Her knuckles tensed under his palm. He circled his index finger on her wrist. Smiled up at Marti dropping off their beer. Waited.
“Way to take my mind off Hannah.”
He drummed the fingers of his free hand on the table. “Not my precise intention, but I’m glad to help?”
Rotating her hand, she intertwined their fingers. Squeezed. “Okay, stop being cute. Tonight’s supposed to be chill hanging out, not more heavy shit. I showed up all ready to enjoy a meal and be low key flirted with. You keep making those eyes at me and I start wondering if anyone notices us disappearing into your office.”

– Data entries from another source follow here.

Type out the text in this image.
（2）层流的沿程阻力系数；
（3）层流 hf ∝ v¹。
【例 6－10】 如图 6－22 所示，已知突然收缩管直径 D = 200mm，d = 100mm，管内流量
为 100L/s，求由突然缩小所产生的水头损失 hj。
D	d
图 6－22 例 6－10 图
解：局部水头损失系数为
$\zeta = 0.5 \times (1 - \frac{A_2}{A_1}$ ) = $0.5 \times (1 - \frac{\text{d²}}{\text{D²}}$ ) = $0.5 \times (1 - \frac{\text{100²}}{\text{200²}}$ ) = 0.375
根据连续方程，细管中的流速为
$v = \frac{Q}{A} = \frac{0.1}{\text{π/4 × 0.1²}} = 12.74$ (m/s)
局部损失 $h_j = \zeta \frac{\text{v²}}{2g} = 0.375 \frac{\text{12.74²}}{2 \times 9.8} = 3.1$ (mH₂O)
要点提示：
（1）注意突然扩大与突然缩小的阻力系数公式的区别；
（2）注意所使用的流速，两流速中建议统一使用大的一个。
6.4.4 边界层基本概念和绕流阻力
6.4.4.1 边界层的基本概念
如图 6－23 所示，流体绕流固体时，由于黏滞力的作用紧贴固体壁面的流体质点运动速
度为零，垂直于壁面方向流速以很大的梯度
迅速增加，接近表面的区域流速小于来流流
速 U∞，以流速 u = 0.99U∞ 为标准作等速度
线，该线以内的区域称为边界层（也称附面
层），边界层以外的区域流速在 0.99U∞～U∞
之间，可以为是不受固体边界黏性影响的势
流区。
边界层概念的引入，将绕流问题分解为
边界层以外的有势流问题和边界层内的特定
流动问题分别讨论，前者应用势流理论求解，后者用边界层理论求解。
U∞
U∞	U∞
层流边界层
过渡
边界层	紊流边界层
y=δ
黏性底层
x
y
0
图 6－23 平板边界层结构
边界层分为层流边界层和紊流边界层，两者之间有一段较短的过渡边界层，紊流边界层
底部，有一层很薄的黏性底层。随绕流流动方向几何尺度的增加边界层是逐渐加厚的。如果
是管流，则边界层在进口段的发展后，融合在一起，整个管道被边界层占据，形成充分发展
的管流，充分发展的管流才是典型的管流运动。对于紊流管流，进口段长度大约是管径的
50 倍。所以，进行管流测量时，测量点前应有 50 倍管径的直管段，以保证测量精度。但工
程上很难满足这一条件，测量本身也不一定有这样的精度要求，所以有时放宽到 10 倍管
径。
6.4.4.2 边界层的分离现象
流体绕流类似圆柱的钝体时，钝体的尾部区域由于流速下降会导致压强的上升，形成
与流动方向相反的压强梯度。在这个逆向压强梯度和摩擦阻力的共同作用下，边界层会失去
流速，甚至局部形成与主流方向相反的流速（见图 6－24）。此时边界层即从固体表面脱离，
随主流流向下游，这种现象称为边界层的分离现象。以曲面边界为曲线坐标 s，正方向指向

Yeah, he wasn’t standing up from the table anytime soon. She laughed at his expression. He shook his head in resignation. “Way to derail me from all the deep talk about families of origin.”
She raised her drink for a toast. “We’re quite a pair.”
They sure were. And he devoted the rest of dinner to keeping himself from getting intense about the increasing perfection of their pairing.
His home turf date ended with Hannah’s visitation hours. Serg brought her to the table where they lingered over his peach-rose pie. “She says she wants to go potty.”
Rachel glanced at her phone, not that her ex stuck around for feedback about cutting short his time with his child.
“Sorry.” She gathered everything for the trip to the restroom. “Half the time she just wants the experience of going bottomless, but I have to check.”
“Of course.” He meant it, too. He’d kept his expectations for the night low, anticipating interference from Serg or Depy. So he savored the miracle of eating in peace, skirting past family issues and diving deep into her passion for knitting.